This section is from the book "The New Art Of Flying", by Waldemar Kaempffert. Also available from Amazon: The New Art of Flying.
Fig. 12. The special launching device invented by the Wright Brothers. The device consists of an inclined rail, about seventy feet long; a pyramidal derrick; a heavy weight arranged to drop within the derrick; and a rope, which is fastened to the weight, passed around a pulley at the top of the derrick, then around a second pulley at the bottom of the derrick over a third pulley at the end of the rail, and finally fastened to a car running on the rail. The car is placed on the rail, and the aeroplane on the car. When a trigger is pulled, the weight falls, and the car is jerked forward. So great is the preliminary velocity thus imparted that the machine is able to rise in a few seconds from the car, which is left behind.
Neither a falling weight nor a starting carriage on rails can be carried with an aeroplane. Hence, a machine thus launched must always return to its derrick. Clearly, an aeroplane which can start up under its own power is preferable to one which is wedded to a starting derrick or any other extraneous launching apparatus. Inasmuch as more power is required for starting by running on the ground (i. e., for accelerating the machine) than for actual flight, the Wright Brothers continued to employ their starting rail long after other aviators had adopted wheels. The result was that they could equip their machine with motors of far less power than their rivals.
Even before the Wright Brothers threw aside all secrecy and flew publicly in France and the United States during the summer of 1908, Curtiss and Farman had made short flights on machines which were mounted on pneumatic-tired wheels. Their machines would run on the wheels for several hundred feet. When sufficient velocity had been attained the pilot would give a slight upward tilt to the elevating rudder, and the machine would leave the ground. The only essential was a fairly smooth, fairly hard piece of ground for the preliminary run. So successful has this system been that in somewhat improved form it is embodied in every modern aeroplane. Even the Wright Brothers, who long persisted in using the starting derrick in the face of the obvious advantages of wheels, abandoned the starting derrick as soon as they had increased the power of their motors. In Fig. 14 one of their later machines is pictured, mounted on wheels.

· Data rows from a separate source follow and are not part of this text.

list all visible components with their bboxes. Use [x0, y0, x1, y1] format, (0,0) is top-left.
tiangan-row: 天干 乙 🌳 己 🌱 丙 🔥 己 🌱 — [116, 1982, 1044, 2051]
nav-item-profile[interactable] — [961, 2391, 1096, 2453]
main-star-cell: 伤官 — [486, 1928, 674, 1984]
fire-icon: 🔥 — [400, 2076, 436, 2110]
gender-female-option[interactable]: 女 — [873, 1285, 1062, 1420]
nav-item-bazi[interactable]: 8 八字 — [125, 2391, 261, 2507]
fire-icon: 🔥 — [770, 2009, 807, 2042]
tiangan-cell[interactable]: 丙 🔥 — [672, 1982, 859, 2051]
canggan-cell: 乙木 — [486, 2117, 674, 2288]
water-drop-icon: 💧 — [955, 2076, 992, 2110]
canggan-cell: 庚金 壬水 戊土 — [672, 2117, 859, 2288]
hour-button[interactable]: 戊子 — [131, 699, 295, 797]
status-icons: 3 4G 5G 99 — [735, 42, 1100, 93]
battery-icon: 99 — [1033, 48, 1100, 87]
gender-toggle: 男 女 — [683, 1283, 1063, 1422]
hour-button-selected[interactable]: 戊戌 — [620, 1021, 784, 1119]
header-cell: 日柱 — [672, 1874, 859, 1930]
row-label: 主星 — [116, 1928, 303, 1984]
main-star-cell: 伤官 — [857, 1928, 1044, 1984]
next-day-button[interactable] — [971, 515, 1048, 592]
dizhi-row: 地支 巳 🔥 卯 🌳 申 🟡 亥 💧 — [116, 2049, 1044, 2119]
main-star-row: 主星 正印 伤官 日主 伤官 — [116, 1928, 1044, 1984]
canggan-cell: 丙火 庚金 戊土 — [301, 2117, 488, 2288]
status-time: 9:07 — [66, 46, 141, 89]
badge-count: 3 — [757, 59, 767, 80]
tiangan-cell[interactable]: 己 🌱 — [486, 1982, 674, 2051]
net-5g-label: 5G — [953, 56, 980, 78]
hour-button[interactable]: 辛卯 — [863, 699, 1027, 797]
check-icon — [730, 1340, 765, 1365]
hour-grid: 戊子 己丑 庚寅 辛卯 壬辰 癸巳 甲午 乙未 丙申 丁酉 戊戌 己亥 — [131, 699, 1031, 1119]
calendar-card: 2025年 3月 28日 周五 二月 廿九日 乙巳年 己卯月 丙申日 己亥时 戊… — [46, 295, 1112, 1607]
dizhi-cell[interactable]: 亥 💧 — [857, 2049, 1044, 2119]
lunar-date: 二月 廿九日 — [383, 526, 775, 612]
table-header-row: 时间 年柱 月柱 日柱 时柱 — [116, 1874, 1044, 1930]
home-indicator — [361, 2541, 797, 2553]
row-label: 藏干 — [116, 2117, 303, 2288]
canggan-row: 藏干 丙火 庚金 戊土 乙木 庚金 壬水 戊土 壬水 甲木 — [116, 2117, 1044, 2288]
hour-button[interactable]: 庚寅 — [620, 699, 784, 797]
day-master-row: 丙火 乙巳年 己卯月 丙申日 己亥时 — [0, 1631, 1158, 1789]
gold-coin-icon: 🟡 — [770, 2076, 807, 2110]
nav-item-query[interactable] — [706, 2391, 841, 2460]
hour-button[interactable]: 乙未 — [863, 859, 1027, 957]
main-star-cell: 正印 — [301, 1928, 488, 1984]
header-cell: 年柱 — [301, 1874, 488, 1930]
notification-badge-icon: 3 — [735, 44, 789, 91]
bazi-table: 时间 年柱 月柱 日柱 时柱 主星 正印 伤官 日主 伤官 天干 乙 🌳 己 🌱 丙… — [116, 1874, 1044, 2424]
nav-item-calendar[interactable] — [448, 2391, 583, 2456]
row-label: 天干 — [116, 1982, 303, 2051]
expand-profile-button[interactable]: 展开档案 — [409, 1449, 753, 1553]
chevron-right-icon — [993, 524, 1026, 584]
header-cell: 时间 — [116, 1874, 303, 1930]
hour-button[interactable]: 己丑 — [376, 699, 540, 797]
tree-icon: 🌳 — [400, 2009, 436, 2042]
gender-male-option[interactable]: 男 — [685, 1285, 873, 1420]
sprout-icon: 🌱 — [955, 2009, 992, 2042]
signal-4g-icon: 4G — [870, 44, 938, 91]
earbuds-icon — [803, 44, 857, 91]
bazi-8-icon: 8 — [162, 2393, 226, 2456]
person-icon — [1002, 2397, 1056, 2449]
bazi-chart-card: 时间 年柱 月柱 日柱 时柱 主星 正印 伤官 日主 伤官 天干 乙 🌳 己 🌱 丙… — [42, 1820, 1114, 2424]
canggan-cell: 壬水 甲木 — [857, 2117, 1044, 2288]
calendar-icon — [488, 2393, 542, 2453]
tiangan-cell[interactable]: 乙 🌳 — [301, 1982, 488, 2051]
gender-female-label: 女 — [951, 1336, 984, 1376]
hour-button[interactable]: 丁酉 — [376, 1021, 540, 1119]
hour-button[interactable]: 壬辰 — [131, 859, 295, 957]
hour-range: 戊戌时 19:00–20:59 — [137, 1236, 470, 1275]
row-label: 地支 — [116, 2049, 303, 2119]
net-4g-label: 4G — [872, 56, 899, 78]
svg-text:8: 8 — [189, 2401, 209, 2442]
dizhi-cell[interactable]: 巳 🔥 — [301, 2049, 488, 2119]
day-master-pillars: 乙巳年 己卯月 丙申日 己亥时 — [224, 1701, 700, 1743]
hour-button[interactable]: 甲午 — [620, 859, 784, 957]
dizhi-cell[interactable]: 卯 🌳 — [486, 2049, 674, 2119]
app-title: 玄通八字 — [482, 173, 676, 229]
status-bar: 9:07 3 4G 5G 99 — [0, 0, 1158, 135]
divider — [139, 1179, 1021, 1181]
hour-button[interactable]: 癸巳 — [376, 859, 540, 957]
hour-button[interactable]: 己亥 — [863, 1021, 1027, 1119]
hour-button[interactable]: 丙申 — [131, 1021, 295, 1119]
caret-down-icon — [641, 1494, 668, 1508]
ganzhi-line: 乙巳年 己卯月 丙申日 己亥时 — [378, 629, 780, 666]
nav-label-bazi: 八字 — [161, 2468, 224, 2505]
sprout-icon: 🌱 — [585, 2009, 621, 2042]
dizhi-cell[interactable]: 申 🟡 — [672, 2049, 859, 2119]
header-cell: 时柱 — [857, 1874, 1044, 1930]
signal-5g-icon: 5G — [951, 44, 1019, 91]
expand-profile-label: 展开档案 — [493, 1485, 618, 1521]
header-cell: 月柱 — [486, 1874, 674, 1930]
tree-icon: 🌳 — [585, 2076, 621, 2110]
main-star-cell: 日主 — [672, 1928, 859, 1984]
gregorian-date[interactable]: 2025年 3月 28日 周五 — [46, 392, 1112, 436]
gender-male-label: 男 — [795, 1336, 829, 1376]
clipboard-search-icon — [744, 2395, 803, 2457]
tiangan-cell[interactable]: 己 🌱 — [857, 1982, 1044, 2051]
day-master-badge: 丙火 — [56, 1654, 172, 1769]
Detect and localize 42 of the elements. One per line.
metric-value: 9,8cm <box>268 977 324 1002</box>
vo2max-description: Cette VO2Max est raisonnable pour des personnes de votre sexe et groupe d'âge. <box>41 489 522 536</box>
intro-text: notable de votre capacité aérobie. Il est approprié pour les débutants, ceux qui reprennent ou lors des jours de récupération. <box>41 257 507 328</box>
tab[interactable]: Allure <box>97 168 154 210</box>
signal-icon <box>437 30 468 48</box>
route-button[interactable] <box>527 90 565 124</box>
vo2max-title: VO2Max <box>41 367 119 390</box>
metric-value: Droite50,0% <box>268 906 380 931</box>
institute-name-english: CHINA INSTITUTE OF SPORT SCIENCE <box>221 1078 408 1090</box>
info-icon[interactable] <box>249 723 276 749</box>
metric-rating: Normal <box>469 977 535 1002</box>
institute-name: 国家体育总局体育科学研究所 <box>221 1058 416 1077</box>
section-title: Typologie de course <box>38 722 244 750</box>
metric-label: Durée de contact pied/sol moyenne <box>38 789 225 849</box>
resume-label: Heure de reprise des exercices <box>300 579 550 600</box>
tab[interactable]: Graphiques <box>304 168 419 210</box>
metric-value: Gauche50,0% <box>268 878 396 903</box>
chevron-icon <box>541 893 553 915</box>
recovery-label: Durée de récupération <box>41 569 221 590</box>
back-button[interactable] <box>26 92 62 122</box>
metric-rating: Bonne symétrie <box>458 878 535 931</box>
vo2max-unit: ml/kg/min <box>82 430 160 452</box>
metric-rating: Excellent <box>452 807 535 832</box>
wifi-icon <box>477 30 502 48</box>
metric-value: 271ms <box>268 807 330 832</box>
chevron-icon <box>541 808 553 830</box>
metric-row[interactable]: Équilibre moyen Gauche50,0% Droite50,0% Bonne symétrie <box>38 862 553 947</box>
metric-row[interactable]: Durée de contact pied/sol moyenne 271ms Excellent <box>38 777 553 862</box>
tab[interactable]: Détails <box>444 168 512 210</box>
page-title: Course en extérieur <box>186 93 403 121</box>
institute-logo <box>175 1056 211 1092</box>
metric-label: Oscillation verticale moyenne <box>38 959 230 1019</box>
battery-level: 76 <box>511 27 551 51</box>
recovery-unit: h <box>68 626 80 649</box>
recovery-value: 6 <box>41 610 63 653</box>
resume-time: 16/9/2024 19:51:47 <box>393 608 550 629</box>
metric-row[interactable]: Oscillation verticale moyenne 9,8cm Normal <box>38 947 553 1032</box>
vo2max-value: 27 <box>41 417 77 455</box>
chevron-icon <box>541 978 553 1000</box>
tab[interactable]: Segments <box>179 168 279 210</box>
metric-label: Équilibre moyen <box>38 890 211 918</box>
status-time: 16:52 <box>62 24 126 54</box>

Although starting wheels enable the aviator to rise from any suitable piece of ground, he pays for that advantage in engine power. A well-made machine, having ample power to fly, but dependent only on its engine and rubber-tired wheels for its initial run, may be unable to rise if the ground is too rough. The engine cannot overcome the loss due to friction. On hard asphalt the cyclist can readily attain a speed of twenty-five miles an hour in a few seconds; on a ploughed field, he may labour hard and yet not make more than ten miles an hour. The aeroplane is in the same position as the bicycle. To start a flying-machine on rough ground requires more power than is afterwards needed for propulsion. Hence we find that the earlier Wright machines, although they could rise only from the perfect surface of a starting rail, were fitted with engines of remarkably low power.
Fig. 20. Mr. Wilbur Wright in the old type Wright biplane.
Photograph by Edwin Levick.
The wheels on which the preliminary run is made may also serve the aviator in alighting. After he shuts off his engine he glides down and runs on the wheels until his momentum is expended. The shock may be sufficient to wreck a machine piloted by an unskilled hand, and the run may be long, unless some form of brake is provided. Recognising these disadvantages early in the course of their experiments, the Wright Brothers fitted their aeroplanes with skids or runners on which the machine alighted. The shock is almost imperceptible, and the machine stops in the course of a few yards without the assistance of a brake. Many machines are now equipped with skids similar to those embodied long ago by Herring and by the Wright Brothers in their early models.
Starting wheels and alighting skids are not easily combined in the same machine. The skids must be elevated sufficiently to clear the ground in making the preliminary run, and yet they must become effective as soon as the machine touches the ground. For that reason the wheels are usually connected with springs, which are compressed as the aeroplane strikes the ground so as to allow the skids to perform the function for which they are designed.
In the Farman biplane, for example, the wheels are mounted on the skids and are attached to rubber springs. When the machine alights the wheels yield, and the skids come into play.
In the Sommer biplane, the framework is carried on two large wheels at the front and two smaller wheels at the rear. The front wheels are attached by rubber springs to two skids, built under the frame. As in the Farman machine, the wheels yield by virtue of this spring mounting.
In Santos-Dumont's monoplane " Demoiselle," springs are dispensed with. The machine starts on two wheels in front and the shock of alighting is broken by a skid at the rear.
An arrangement similar to that of Santos-Dumont is to be found in the Antoinette machines. The mounting consists of two wheels at the front and a skid at the rear. No springs are provided for the wheels.
In the Curtiss and Voisin biplane machines, as well as in some others of minor importance, no skids at all are employed. The machine starts and alights on the same set of wheels, and is usually stopped by brakes. On the whole the combination of wheels and skids seems to be more desirable, particularly for a heavy machine.